Georg Edelmann's Weblog Georg's Weblog

Friday Apr 04, 2008

Today was the last day of Open Repository 2008. I chose to attend the Fedora User Group session today, which centred around users describing real projects they undertake with Fedora. Right up my alley.

Out of the three presentation, I want to highlight the last one. Marcos Santoz, a research assistant from the University of Koblenz-Landau, Germany, talked about project TAS3. TAS3 stands for "Trusted Architecture for Securely Shared Services". What an ominous title !!! The team used Fedora to build a system with the following goals :

  • manage lifelong generated personal information for individuals in the employability and e-Health sector.
  • support "sticky policies" and "break the glass" (I explain this later with an example)
  • support lots of different data standards (see their website for details).

Pretty abstract, right ? It was for me, until Marcos talked us through two used cases. Here's number one. A doctor treats a severely wounded patient who just arrived in the emergency theatre. The doctor needs the patient's medical record. She accesses the patient record repository, and learns that she does not have the access privileges to the patient's medical history ("sticky policies"). She then tries to access the record a second time, which trigger an audit trail review, which, if successful, clears our doctor for access ("break the glass").

The second used case was less of a life and death scenario. An graduate applies for a position at a company. Our graduates learning records are being maintained via IMS-LIP, yet our hiring manager's system works only on HR-XML. Our graduate wants to grant access to his learning records to the hiring manager. TAS3 will take care of the format and protocol mediation, thus allowing the hiring manager to look at our graduates data without exiting his environment.

That was it. My OR2008 is over. What a blast, I learned just enough to appreciate what I don't know. What I do know, is that whatever tough problems are being solved here, Honeycomb and Sun's technology line-up is a perfect platform for open repositories.

It's good-bye Southampton from me. See you at OR2009 in Atlanta, Georgia.

Today is "User Group" day at Open Repository 2008. This is where the three main open-source communities, Eprints, DSpace and Fedora Common talk about their initiatives.

I started the day listening to the presentation from Michelle Klimpton, executive director of the DSpace foundation. She walked us through the plans the foundation has around promotion and awareness for DSpace. They have done or will do webinars, maintain discussion lists and the DSpace website, attend and present at community gatherings, organise and facilitate training event, create marketing materials, etc. Looking forward, they want to create a Global Outreach Committee. A forum that takes the foundation's material and localize it to their specific region. Michelle was looking for volunteers to support this effort. Contact her, if you are interested. She also want to get more involved in the coordination of user group meetings. What was my takeaway from her talk ? She has a "we'll do whatever it takes to facilitate an active community" approach. It might sound obvious, but an active community does not happen by accident. It's people like Michelle that feverishly work in the background to grease the wheels. Thanks, Michelle and team.

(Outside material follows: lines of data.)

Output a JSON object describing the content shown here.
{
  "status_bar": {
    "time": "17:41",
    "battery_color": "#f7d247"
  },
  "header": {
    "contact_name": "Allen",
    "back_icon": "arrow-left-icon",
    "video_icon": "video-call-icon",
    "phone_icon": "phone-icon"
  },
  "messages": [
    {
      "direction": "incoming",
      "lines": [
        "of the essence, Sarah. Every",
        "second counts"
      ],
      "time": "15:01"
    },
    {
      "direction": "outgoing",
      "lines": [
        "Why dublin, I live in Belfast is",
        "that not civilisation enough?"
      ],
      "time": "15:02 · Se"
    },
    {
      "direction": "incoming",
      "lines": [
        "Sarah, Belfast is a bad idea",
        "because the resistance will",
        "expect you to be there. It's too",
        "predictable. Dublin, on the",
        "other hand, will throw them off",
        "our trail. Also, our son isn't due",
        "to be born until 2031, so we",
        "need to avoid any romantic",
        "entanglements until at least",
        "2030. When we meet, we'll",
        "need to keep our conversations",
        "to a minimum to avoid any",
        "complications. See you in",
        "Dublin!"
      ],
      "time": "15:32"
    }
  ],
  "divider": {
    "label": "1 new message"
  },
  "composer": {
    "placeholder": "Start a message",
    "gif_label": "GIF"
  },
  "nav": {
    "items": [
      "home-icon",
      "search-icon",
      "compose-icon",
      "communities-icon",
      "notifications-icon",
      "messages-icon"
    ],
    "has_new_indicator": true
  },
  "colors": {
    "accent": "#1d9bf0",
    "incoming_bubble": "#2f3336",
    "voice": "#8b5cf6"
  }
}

Next up, was the chief developer of DSpace, Scott, talking about the new features in DSpace 1.5.

There were a couple of significant improvements for the DSpace code base. The main ones are :

  • Manakin: a new tool to create web graphical user interfaces for DSpace.
  • Maven : the Apache build manager for Java projects, Maven, is now being used to build DSpace.
  • Improved workflow : the way you can get content into the repository was made more flexible, and therefore can be easier adjusted to the business processes of DSpace users.
  • Improved browsing : better use of searches and indexes.

There were also some major "under the hood improvements" :

  • SWORD : integration of the ingestion protocol SWORD.
  • Leightweight Network Interface : protocol for managing content in DSpace. It's kind of what SWORD does.
  • Event system : notifies listeners by events whenever an object changes.

In Scott's Q&A session, he got quite a deluge of questions. Here's a small sample :

  • Q: How did the server performance change under DSpace 1.5 ?
  • A: We've seen better performance in areas of ingestion. Batch ingestion tests moved ingestion times from half a day to 1 hours.
  • Q: What hardware do I need to run DSpace ?
  • A: There's guidance in the manual. You do need more than half a Gb of memory.
  • Q: What did you measure in terms of performance ? What's the metric ?
  • A: Scott measures user experience with Jmeter, and batch ingestion, as mentioned before.

I swapped session, and jumped over to the Eprints user group. The talk was planned to be around "Research Assessment Experience", but when the talk was a about to start, a group decision was made to extend the previous session and talk about new features in Eprints 3.1. Chris Gutteridge, the fast-speaking Eprints chief developer, answered questions about features. I notices quite a bit of shifting towards using Eprints plugins to add new features. Chris' main reason for that was that the Eprints system administrators at Southampton University has to go through hoops to revise Eprints core services. Adding bug fixes and plugin is much less complex. It was interesting to observe how Chris balances his responsibilities as an employee of the Southampton University and his leading role in the Eprints community.

Next Eprints section was on the experiences of Eprints users going through an Research Assessment exercise. From the RAE website, you will learn that the RAE is :

The Research Assessment Exercise is conducted jointly by the Higher Education Funding Council for England (HEFCE), the Scottish Funding Council (SFC), the Higher Education Funding Council for Wales (HEFCW) and the Department for Employment and Learning, Northern Ireland (DEL). The primary purpose of the RAE 2008 is to produce quality profiles for each submission of research activity made by institution.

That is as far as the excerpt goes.